Humans are increasingly going into habitats formerly confined to wildlife and in such interactions, the likelihood of feral and domesticated animals and wildlife grows.
In places where there are high number of free-ranging dogs — street dogs — the chances are high that hybridization occurs. In India, the first ever case of a wolf-dog hybrid has been confirmed with genetic testing.
Citizen scientists identified two phenotypically different- looking individuals and subsequently collected non- invasive samples that were used by geneticists to test wolf- dog hybridization. The results found the first evidence of a wolf-dog hybrid in India.

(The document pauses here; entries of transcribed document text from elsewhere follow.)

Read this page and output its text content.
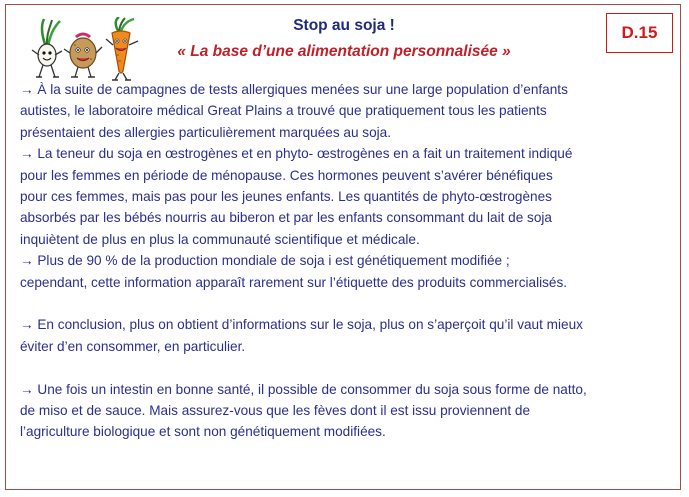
Stop au soja !
« La base d’une alimentation personnalisée »
D.15

→ À la suite de campagnes de tests allergiques menées sur une large population d’enfants
autistes, le laboratoire médical Great Plains a trouvé que pratiquement tous les patients
présentaient des allergies particulièrement marquées au soja.

→ La teneur du soja en œstrogènes et en phyto- œstrogènes en a fait un traitement indiqué
pour les femmes en période de ménopause. Ces hormones peuvent s’avérer bénéfiques
pour ces femmes, mais pas pour les jeunes enfants. Les quantités de phyto-œstrogènes
absorbés par les bébés nourris au biberon et par les enfants consommant du lait de soja
inquiètent de plus en plus la communauté scientifique et médicale.

→ Plus de 90 % de la production mondiale de soja i est génétiquement modifiée ;
cependant, cette information apparaît rarement sur l’étiquette des produits commercialisés.

→ En conclusion, plus on obtient d’informations sur le soja, plus on s’aperçoit qu’il vaut mieux
éviter d’en consommer, en particulier.

→ Une fois un intestin en bonne santé, il possible de consommer du soja sous forme de natto,
de miso et de sauce. Mais assurez-vous que les fèves dont il est issu proviennent de
l’agriculture biologique et sont non génétiquement modifiées.
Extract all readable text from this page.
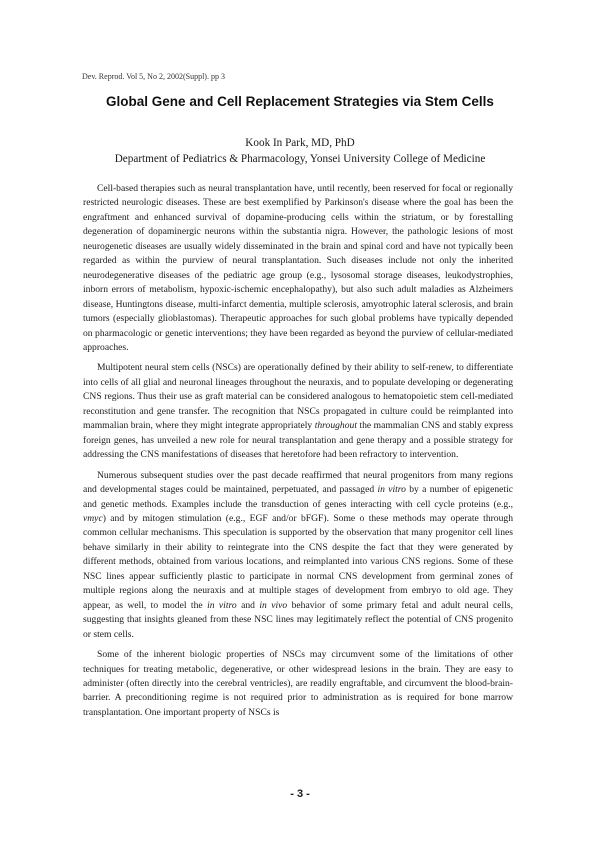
Dev. Reprod. Vol 5, No 2, 2002(Suppl). pp 3
Global Gene and Cell Replacement Strategies via Stem Cells
Kook In Park, MD, PhD
Department of Pediatrics & Pharmacology, Yonsei University College of Medicine

Cell-based therapies such as neural transplantation have, until recently, been reserved for focal or regionally restricted neurologic diseases. These are best exemplified by Parkinson's disease where the goal has been the engraftment and enhanced survival of dopamine-producing cells within the striatum, or by forestalling degeneration of dopaminergic neurons within the substantia nigra. However, the pathologic lesions of most neurogenetic diseases are usually widely disseminated in the brain and spinal cord and have not typically been regarded as within the purview of neural transplantation. Such diseases include not only the inherited neurodegenerative diseases of the pediatric age group (e.g., lysosomal storage diseases, leukodystrophies, inborn errors of metabolism, hypoxic-ischemic encephalopathy), but also such adult maladies as Alzheimers disease, Huntingtons disease, multi-infarct dementia, multiple sclerosis, amyotrophic lateral sclerosis, and brain tumors (especially glioblastomas). Therapeutic approaches for such global problems have typically depended on pharmacologic or genetic interventions; they have been regarded as beyond the purview of cellular-mediated approaches.

Multipotent neural stem cells (NSCs) are operationally defined by their ability to self-renew, to differentiate into cells of all glial and neuronal lineages throughout the neuraxis, and to populate developing or degenerating CNS regions. Thus their use as graft material can be considered analogous to hematopoietic stem cell-mediated reconstitution and gene transfer. The recognition that NSCs propagated in culture could be reimplanted into mammalian brain, where they might integrate appropriately throughout the mammalian CNS and stably express foreign genes, has unveiled a new role for neural transplantation and gene therapy and a possible strategy for addressing the CNS manifestations of diseases that heretofore had been refractory to intervention.

Numerous subsequent studies over the past decade reaffirmed that neural progenitors from many regions and developmental stages could be maintained, perpetuated, and passaged in vitro by a number of epigenetic and genetic methods. Examples include the transduction of genes interacting with cell cycle proteins (e.g., vmyc) and by mitogen stimulation (e.g., EGF and/or bFGF). Some o these methods may operate through common cellular mechanisms. This speculation is supported by the observation that many progenitor cell lines behave similarly in their ability to reintegrate into the CNS despite the fact that they were generated by different methods, obtained from various locations, and reimplanted into various CNS regions. Some of these NSC lines appear sufficiently plastic to participate in normal CNS development from germinal zones of multiple regions along the neuraxis and at multiple stages of development from embryo to old age. They appear, as well, to model the in vitro and in vivo behavior of some primary fetal and adult neural cells, suggesting that insights gleaned from these NSC lines may legitimately reflect the potential of CNS progenito or stem cells.

Some of the inherent biologic properties of NSCs may circumvent some of the limitations of other techniques for treating metabolic, degenerative, or other widespread lesions in the brain. They are easy to administer (often directly into the cerebral ventricles), are readily engraftable, and circumvent the blood-brain-barrier. A preconditioning regime is not required prior to administration as is required for bone marrow transplantation. One important property of NSCs is

- 3 -
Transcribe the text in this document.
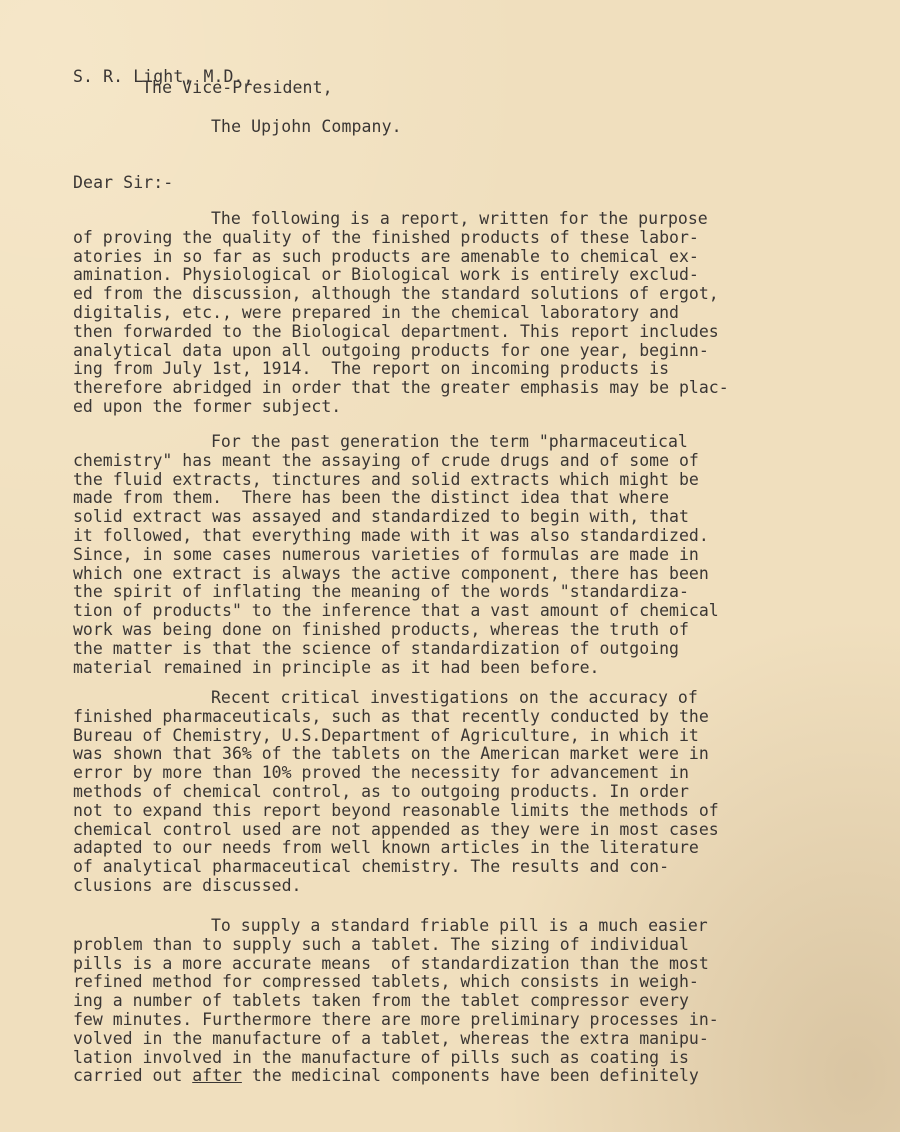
S. R. Light, M.D.,
The Vice-President,
The Upjohn Company.
Dear Sir:-
The following is a report, written for the purpose
of proving the quality of the finished products of these labor-
atories in so far as such products are amenable to chemical ex-
amination. Physiological or Biological work is entirely exclud-
ed from the discussion, although the standard solutions of ergot,
digitalis, etc., were prepared in the chemical laboratory and
then forwarded to the Biological department. This report includes
analytical data upon all outgoing products for one year, beginn-
ing from July 1st, 1914.  The report on incoming products is
therefore abridged in order that the greater emphasis may be plac-
ed upon the former subject.
For the past generation the term "pharmaceutical
chemistry" has meant the assaying of crude drugs and of some of
the fluid extracts, tinctures and solid extracts which might be
made from them.  There has been the distinct idea that where
solid extract was assayed and standardized to begin with, that
it followed, that everything made with it was also standardized.
Since, in some cases numerous varieties of formulas are made in
which one extract is always the active component, there has been
the spirit of inflating the meaning of the words "standardiza-
tion of products" to the inference that a vast amount of chemical
work was being done on finished products, whereas the truth of
the matter is that the science of standardization of outgoing
material remained in principle as it had been before.
Recent critical investigations on the accuracy of
finished pharmaceuticals, such as that recently conducted by the
Bureau of Chemistry, U.S.Department of Agriculture, in which it
was shown that 36% of the tablets on the American market were in
error by more than 10% proved the necessity for advancement in
methods of chemical control, as to outgoing products. In order
not to expand this report beyond reasonable limits the methods of
chemical control used are not appended as they were in most cases
adapted to our needs from well known articles in the literature
of analytical pharmaceutical chemistry. The results and con-
clusions are discussed.
To supply a standard friable pill is a much easier
problem than to supply such a tablet. The sizing of individual
pills is a more accurate means  of standardization than the most
refined method for compressed tablets, which consists in weigh-
ing a number of tablets taken from the tablet compressor every
few minutes. Furthermore there are more preliminary processes in-
volved in the manufacture of a tablet, whereas the extra manipu-
lation involved in the manufacture of pills such as coating is
carried out after the medicinal components have been definitely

The research came about after a suspected wolf-dog hybrid animal with an unusually tawny coat was captured in a photograph by a group of nature lovers near Pune in Maharashtra.
The citizen researchers observed that the individual looked different from others in the wolf pack. They followed the animal and collected the hair strands which were shed by it.
The samples were then used to extract DNA and processed for segregating, identifying, pressing and following other scientific protocols.
The researchers then used 11 wolf whole genomes that consisted of three from North America and Europe. Another three were from west and central Asia and the remaining five were from Indian wolves.
They also used 16 dog genomes for anaylsing samples including dogs from Kenya, Nepal, India, China and east Asia. The scientists also investigated the species for admixture with golden jackals and dholes using three genomes.
The results, published earlier this month, revealed the occurrence of wolf-dog hybridisation in peninsular India with pictures showing evidence of dog genome introgression in the wolf population.
In India, prioritizing sites to investigate wolf– dog hybridization is difficult because of a multitude of reasons: the country is large and megadiverse, and the scale and breadth of the human–wildlife interface is substantive. In India, wolves mostly occupy savanna grassland and scrub habitats outside designated protected areas, beyond the jurisdiction of the state forest departments.